Roberston est également un auteur prolifique et il parlera de son dernier livre, publié ce mois-ci.
« En regardant le titre, vous pensez probablement que c'est une hypothèse qui va trop loin », ironise-t-il. « Parce que bien sûr, il a le contrôle, et il a pas mal d'armes nucléaires derrière lui. Mais le premier point que je reconnais est qu'il est peu probable qu'il soit traduit en justice, mais il le sera, et il pourrait finir comme (l'ancien président serbe Slobodan) Milosevic, qui semblait imprenable.»
plaide en faveur du jugement de Poutine pour crimes de guerre. « J’ai pu tirer quelques leçons de la mort d’Alexeï Navalny, et je pense que si sa position peut être affaiblie alors… il existe différentes manières d’envisager un renversement », dit-il. « Avec Milosevic, il a été renversé pour mettre fin aux sanctions et ils l'ont livré à La Haye. Il n’est donc pas hors de doute qu’il finira par se retrouver sur le banc des accusés.»
Et le crime dont il devrait être accusé, affirme Robertson, est le crime d'agression, qui semble assez inoffensif mais qui, dit-il, est « le pire de tous les crimes ».

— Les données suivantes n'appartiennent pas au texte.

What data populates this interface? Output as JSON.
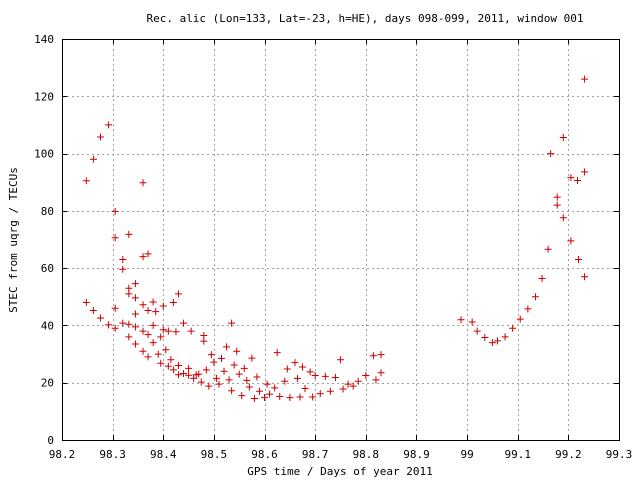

« En droit, l’agresseur, la personne qui déclenche une guerre, est responsable de toutes les calamités de cette guerre ; pour les bombardements, les meurtres et les démembrements, les meurtres d'enfants et les dommages environnementaux, etc. », dit-il.
Il y a cependant une certaine ironie dans le fait que la défense de Poutine soit celle créée par l'ancien président américain George W. Bush, et qu'il a utilisée pour justifier son invasion de l'Irak. « C'est quelque chose que l'avocat de George Bush a inventé, appelé « légitime défense préventive » », dit Robertson.
Dans son émission en direct, Robertson discutera des arguments qu'il avance pour juger Poutine par contumace, et de sa théorie selon laquelle si Poutine était jugé équitablement même en son absence, un verdict de culpabilité pourrait faire réfléchir d'autres pays cherchant à défier la démocratie.
Toujours bourreau de travail, Robertson a un autre livre à paraître cette année, qui couvre l'histoire et l'avenir des droits de l'homme. Je ne sais pas comment il trouve le temps – ou l'énergie. Même à 77 ans, il dit qu’il n’envisage pas de prendre sa retraite.
Dans ce qui semble être un temps d'arrêt rare, Robertson apprécie l'opéra. Mais est-ce qu'il lui arrive parfois de se détendre avec un thriller trash ou une fiction lowbrow ?
«Eh bien… J'avais l'habitude de lire les livres de mon ex-femme, que certains pensaient entrer dans cette catégorie», dit-il en riant. « Mais mon divorce signifie que je n'en lis pas autant que je l'ai fait – mais j'ai néanmoins tendance à les soutenir. »
(NewSouth) est maintenant disponible.
BECE Great Hall Brisbane, 9 mai ; Costa Hall Geelong, 10 mai ; Théâtre d'État de Sydney, le 16 mai ; Théâtre de Canberra, Canberra, 22 mai ; Plénière du MCEC, Melbourne, 25 mai ; Théâtre civique, Newcastle, 28 mai ; AEC Theatre, Adélaïde, 29 mai et PCEC Riverside Theatre, Perth, 31 mai.